Pintard would eventually say that, despite recruiting for the escape organization for about two and a half years, he had only been paid twice. The first time was 6,000 francs, and the second 12,500 francs. His friend, Fourrier, had paid him directly out of his own commission. Pintard had only met Petiot once or twice, he added, and dealt through Fourrier, whom he had known for almost twenty years. Like the hairdresser, Pintard said that he did not know of the town house at 21 rue Le Sueur until he read about it in the newspapers.
“Did you solicit in bars?”
“Yes, sometimes.”
“And the other times?”
“People began to know me in the neighborhood. They came to me.”

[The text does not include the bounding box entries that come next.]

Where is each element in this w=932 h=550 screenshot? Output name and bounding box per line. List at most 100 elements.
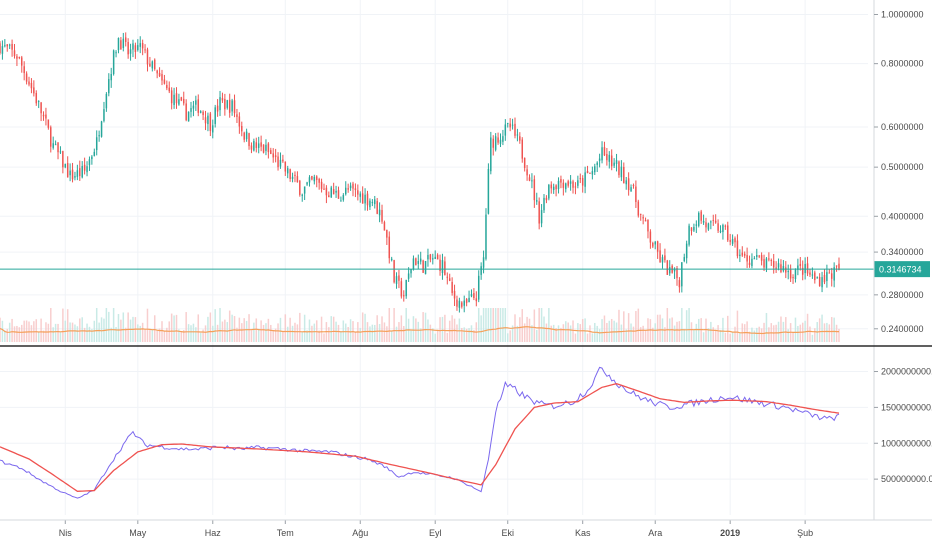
volume-bar [110,327,112,342]
volume-bar [560,327,562,342]
time-axis[interactable]: Nis May Haz Tem Ağu Eyl Eki Kas Ara 2019 Şub [59,520,813,538]
volume-bar [494,308,497,342]
candle-body [668,267,671,274]
volume-bar [245,320,248,342]
volume-bar [753,330,756,342]
volume-bar [603,315,606,342]
candle-body [536,200,538,202]
candle-body [262,144,265,153]
volume-bar [591,333,594,342]
candle-body [330,187,332,198]
candle-body [28,81,30,85]
volume-bar [21,324,23,342]
candle-body [816,277,818,279]
candle-body [731,239,734,244]
volume-bar [821,314,823,342]
volume-bar [565,321,567,342]
volume-bar [673,325,676,342]
volume-bar [756,327,758,342]
volume-bar [221,321,224,342]
candle-body [395,276,398,284]
candle-body [748,262,751,265]
volume-bar [429,324,432,342]
volume-bar [649,319,652,342]
candle-body [533,179,536,201]
volume-bar [286,326,289,342]
candle-body [308,177,311,183]
candle-body [635,186,637,203]
candle-body [690,227,693,232]
volume-bar [219,308,221,342]
volume-bar [468,328,470,342]
candle-body [405,279,407,297]
indicator-axis[interactable]: 2000000000.0000 1500000000.0000 1000000000… [874,367,932,485]
volume-bar [806,313,809,342]
price-candles[interactable] [0,32,840,313]
candle-body [47,119,50,128]
candle-body [695,224,698,226]
candle-body [652,242,654,247]
volume-bar [763,322,765,342]
candle-body [212,125,214,133]
candle-body [519,136,521,141]
volume-bar [727,315,729,342]
volume-bar [777,321,780,342]
volume-bar [216,324,219,342]
volume-bar [785,317,787,342]
candle-body [792,277,794,279]
candle-body [93,151,96,156]
volume-bar [772,325,775,342]
candle-body [753,258,756,260]
volume-bar [734,326,736,342]
candle-body [197,99,200,113]
candle-body [814,272,816,281]
candle-body [332,189,335,195]
candle-body [156,70,158,74]
candle-body [103,109,105,121]
volume-bar [250,330,253,342]
volume-bar [108,311,110,342]
price-tick-label: 0.6000000 [881,122,924,132]
volume-bar [642,325,644,342]
candle-body [35,92,38,104]
candle-body [175,93,178,104]
volume-ma-line [0,326,839,335]
volume-bar [427,319,429,342]
candle-body [95,137,98,151]
volume-bar [175,314,178,342]
candle-body [548,184,550,199]
candle-body [429,254,432,260]
volume-bar [231,314,233,342]
candle-body [318,178,320,183]
volume-bar [187,324,190,342]
candle-body [577,180,579,186]
candle-body [265,144,267,151]
candle-body [190,108,192,112]
volume-bar [398,322,400,342]
volume-bar [480,315,482,342]
candle-body [173,94,175,105]
volume-bar [654,323,656,342]
volume-bar [533,309,536,342]
volume-bar [112,308,115,342]
candle-body [270,150,272,154]
candle-body [228,99,231,113]
volume-bar [639,327,642,342]
volume-bar [98,322,100,342]
candle-body [490,137,492,172]
volume-bar [833,317,835,342]
candle-body [477,275,480,300]
candle-body [456,299,458,307]
volume-bar [572,320,574,342]
candle-body [267,143,270,153]
price-tick-label: 1.0000000 [881,10,924,20]
volume-bar [13,326,16,342]
indicator-lines[interactable] [0,366,840,499]
candle-body [400,281,403,297]
volume-bar [552,324,555,342]
volume-bar [635,311,637,342]
candle-body [1,46,4,54]
price-axis[interactable]: 1.0000000 0.8000000 0.6000000 0.5000000 0.40… [873,0,924,520]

When asked what exactly Petiot had promised his clients, Pintard explained that it was a safe passage to South America and official papers that proclaimed them commercial agents of a republic there. Like Fourrier, Pintard claimed to have believed that Dr. Eugène was a hero, a patriot, and a “great Resistant.” As for his own responsibility, he said he thought he was only “doing [his] duty helping other Frenchmen escape their enemies.”
At the end of the questioning, Pintard paused at the door. Massu asked if he wanted to say anything.
“Monsieur le Commissaire, if you would kindly ask the photographers to give me some peace. Everyone who knows me … I am ashamed.”
“I am unable to do anything. They are doing their job.”
Pintard opened the door, exiting to the blinding light of magnesium flashbulbs.